What this MCCB carries — and what it means on the critical path
The Siemens 3VA1080-2ED36-0CA0 is a SENTRON molded case circuit breaker (MCCB) rated 80 A at 40 °C, with a 52.5 kA interrupting capacity at 240 V — that's the headline number for fault clearing on a 240 V line side. It's a 3-pole unit with a TM210 thermal-magnetic release, meaning the thermal element handles overloads and the magnetic element handles short circuits, no electronic adjustment.
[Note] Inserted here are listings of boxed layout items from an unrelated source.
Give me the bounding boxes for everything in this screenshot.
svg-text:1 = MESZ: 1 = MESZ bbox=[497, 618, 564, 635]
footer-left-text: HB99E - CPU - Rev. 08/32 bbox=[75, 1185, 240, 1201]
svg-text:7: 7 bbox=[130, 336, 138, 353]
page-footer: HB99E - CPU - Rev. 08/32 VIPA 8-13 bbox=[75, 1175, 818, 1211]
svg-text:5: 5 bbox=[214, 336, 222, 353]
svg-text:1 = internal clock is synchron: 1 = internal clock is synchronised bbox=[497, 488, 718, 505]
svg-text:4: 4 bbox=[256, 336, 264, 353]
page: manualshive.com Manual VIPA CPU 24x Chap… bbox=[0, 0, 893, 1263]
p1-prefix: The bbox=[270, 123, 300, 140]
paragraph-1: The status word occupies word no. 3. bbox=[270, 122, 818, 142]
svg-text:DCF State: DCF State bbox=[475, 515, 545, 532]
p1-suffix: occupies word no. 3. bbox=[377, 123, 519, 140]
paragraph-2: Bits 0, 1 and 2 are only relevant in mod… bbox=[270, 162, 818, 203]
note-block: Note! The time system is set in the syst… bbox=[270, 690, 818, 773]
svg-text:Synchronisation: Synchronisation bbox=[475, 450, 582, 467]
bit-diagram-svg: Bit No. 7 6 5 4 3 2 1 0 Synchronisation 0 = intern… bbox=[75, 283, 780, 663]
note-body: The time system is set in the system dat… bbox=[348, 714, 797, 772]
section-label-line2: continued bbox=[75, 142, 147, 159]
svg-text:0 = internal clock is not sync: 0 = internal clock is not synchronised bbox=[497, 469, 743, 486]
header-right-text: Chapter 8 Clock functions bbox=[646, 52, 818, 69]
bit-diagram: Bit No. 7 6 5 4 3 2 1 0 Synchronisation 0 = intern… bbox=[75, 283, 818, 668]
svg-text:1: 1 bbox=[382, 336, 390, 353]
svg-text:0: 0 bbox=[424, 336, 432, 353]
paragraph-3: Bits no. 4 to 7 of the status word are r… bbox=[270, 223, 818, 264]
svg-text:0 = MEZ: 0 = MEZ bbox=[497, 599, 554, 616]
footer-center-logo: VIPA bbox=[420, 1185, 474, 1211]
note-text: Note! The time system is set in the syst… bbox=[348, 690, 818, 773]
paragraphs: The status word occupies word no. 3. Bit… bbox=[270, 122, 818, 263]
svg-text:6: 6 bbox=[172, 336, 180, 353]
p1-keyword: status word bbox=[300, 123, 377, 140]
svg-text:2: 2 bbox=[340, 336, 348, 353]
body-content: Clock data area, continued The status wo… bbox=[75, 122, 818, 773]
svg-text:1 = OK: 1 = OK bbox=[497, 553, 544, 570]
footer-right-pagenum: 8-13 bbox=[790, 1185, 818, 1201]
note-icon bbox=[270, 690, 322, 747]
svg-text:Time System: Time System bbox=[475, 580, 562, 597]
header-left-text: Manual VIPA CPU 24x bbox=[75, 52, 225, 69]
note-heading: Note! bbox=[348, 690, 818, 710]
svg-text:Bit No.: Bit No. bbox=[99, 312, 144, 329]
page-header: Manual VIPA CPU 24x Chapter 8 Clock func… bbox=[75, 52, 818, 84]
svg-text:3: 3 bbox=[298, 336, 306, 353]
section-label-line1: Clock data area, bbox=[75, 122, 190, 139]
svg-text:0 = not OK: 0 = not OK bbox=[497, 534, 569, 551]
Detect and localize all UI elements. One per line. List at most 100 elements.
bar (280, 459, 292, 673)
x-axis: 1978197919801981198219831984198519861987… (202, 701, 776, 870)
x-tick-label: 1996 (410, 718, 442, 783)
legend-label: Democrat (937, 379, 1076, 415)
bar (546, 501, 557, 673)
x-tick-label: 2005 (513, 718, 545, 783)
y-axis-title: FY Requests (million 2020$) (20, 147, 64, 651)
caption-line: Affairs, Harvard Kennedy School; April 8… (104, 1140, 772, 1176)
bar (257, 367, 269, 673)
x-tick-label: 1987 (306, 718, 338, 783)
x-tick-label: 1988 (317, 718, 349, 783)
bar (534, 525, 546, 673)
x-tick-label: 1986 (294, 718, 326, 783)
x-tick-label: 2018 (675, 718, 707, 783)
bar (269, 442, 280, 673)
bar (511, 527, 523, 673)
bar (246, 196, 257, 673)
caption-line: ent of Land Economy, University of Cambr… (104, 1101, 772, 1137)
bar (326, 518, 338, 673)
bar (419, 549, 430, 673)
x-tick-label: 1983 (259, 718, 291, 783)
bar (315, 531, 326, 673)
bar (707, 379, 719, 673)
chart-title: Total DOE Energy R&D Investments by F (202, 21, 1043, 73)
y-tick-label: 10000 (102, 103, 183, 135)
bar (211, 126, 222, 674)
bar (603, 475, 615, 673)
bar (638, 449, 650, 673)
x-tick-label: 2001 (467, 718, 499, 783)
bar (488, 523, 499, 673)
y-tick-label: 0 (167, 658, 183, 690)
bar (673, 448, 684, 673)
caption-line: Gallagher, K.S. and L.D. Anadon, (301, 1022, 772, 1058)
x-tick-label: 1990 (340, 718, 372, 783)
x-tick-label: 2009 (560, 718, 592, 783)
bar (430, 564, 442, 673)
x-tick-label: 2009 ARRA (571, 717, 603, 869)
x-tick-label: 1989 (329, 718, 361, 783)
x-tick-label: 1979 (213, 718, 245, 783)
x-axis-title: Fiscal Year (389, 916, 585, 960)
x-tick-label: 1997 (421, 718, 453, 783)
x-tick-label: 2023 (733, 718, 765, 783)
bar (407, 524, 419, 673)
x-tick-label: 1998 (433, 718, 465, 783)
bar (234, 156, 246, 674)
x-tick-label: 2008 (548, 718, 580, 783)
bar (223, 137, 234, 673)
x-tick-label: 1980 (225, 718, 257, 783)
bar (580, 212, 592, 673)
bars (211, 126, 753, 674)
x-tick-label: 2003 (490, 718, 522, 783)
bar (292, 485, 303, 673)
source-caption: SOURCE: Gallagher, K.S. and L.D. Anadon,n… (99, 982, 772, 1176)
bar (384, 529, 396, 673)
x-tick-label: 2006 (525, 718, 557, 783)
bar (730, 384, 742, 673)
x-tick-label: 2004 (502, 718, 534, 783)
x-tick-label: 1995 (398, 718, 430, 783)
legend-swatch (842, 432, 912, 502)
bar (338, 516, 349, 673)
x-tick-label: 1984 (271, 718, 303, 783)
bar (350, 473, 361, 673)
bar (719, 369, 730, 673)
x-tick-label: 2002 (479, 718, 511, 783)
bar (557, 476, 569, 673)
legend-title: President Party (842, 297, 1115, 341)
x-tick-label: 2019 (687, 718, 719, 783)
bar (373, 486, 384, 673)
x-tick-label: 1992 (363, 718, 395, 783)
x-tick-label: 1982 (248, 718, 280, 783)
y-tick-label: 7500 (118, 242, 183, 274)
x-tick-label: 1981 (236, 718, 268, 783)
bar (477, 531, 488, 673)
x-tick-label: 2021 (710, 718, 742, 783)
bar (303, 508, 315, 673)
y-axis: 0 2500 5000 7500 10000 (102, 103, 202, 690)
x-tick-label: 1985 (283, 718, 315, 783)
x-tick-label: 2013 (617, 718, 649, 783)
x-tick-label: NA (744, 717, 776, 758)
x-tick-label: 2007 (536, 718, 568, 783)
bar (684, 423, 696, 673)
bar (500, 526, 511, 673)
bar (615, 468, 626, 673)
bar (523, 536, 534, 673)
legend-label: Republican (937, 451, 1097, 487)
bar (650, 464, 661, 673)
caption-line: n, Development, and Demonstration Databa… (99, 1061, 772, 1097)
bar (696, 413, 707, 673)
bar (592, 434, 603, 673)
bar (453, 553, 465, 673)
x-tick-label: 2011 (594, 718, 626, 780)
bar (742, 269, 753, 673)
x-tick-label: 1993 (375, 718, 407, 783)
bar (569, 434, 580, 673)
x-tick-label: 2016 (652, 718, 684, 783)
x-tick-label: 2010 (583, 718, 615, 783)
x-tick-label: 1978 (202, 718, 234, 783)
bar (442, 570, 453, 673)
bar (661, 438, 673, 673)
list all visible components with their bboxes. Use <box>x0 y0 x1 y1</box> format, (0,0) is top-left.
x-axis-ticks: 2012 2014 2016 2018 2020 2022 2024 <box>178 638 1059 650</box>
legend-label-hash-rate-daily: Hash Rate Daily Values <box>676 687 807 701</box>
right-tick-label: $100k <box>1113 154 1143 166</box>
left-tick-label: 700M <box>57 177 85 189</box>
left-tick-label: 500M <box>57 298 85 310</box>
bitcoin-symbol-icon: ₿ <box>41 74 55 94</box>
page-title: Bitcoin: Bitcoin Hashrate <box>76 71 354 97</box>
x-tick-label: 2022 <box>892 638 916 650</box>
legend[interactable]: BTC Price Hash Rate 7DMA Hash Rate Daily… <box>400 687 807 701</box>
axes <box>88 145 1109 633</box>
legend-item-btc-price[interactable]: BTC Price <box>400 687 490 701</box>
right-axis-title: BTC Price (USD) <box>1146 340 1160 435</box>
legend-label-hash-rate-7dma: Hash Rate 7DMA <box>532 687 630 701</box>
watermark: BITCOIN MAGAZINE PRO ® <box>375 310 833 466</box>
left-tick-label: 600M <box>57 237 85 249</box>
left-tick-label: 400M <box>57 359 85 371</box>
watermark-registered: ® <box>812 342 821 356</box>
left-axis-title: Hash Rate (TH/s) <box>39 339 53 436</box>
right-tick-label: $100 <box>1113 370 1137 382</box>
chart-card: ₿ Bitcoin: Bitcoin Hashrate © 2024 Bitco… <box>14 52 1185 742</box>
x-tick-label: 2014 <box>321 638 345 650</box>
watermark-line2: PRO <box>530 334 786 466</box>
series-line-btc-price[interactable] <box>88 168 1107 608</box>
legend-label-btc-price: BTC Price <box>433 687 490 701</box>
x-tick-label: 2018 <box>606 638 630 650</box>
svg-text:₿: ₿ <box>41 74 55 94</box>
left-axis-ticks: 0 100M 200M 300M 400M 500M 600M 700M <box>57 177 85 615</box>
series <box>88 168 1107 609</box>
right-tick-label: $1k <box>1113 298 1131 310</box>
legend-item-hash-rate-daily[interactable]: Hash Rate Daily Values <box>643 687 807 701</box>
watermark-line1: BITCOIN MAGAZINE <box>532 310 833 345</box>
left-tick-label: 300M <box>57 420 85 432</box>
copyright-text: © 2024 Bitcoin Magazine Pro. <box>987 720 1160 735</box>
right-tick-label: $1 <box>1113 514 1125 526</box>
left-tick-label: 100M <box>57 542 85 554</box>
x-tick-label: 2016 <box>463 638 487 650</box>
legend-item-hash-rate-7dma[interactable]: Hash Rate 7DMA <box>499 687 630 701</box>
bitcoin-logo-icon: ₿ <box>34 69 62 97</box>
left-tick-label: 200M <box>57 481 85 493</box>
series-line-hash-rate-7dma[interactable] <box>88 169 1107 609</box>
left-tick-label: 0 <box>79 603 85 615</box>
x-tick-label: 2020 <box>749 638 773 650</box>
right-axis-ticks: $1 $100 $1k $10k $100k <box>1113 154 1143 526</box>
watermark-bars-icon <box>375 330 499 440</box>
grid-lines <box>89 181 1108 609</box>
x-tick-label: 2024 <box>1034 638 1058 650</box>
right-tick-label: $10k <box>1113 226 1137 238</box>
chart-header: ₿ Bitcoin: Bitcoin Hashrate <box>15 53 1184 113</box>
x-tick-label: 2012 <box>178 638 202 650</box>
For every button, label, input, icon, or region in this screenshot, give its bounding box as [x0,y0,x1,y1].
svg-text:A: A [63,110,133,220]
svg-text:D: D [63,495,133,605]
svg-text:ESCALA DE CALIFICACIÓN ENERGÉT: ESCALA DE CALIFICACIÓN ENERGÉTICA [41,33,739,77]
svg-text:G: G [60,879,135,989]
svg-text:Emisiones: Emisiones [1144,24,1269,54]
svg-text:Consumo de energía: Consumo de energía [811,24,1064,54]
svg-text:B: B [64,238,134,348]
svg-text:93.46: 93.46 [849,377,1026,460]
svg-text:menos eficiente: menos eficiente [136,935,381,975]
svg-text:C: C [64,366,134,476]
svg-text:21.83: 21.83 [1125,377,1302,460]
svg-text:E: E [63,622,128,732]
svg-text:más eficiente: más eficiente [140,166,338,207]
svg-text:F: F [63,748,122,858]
The undervoltage release (UVR) is built in, so if control voltage drops below the dropout threshold, the breaker trips — standard for safety circuits that need to drop a load on loss of control power.
Breaking capacity — what the voltage columns tell you
The interrupting rating drops as system voltage rises: 52.5 kA at 240 V, 32 kA at 415 V, 13.6 kA at 440 V, and 7.5 kA at 500 V and 690 V. That's typical for an MCCB — the arc extinction gets harder at higher voltages. If your panel's available fault current at the line terminals is, say, 25 kA at 415 V, this breaker clears it with headroom. At 690 V the 7.5 kA rating is the limit; don't put it on a bus with higher prospective fault current at that voltage.
Thermal derating — the real-world current you can run
The 80 A rating holds from 40 °C through 50 °C. Above that it derates: 78 A at 55 °C, 77 A at 60 °C, 75 A at 65 °C, 74 A at 70 °C. If your enclosure ambient runs at 55 °C, you're at 78 A continuous — still close to the nameplate, but not the full 80 A. The operating temperature range is -25 °C to 70 °C, storage from -40 °C to 80 °C.
Panel fit — dimensions and mounting
The breaker measures 130 mm high, 76.2 mm wide, 70 mm deep. That's a standard 3-pole MCCB footprint for the SENTRON 3VA platform — mounts on a DIN rail or directly to a backplate via the integral mounting slots. The 70 mm depth means it clears most 200 mm deep enclosures with room for wiring channels behind it.
Power loss and thermal management
Maximum power dissipation is 21.7 W at rated current. That's the heat the breaker dumps into the enclosure. In a sealed panel with multiple breakers side by side, that heat adds up — factor it into your thermal budget if you're running near the derating curve.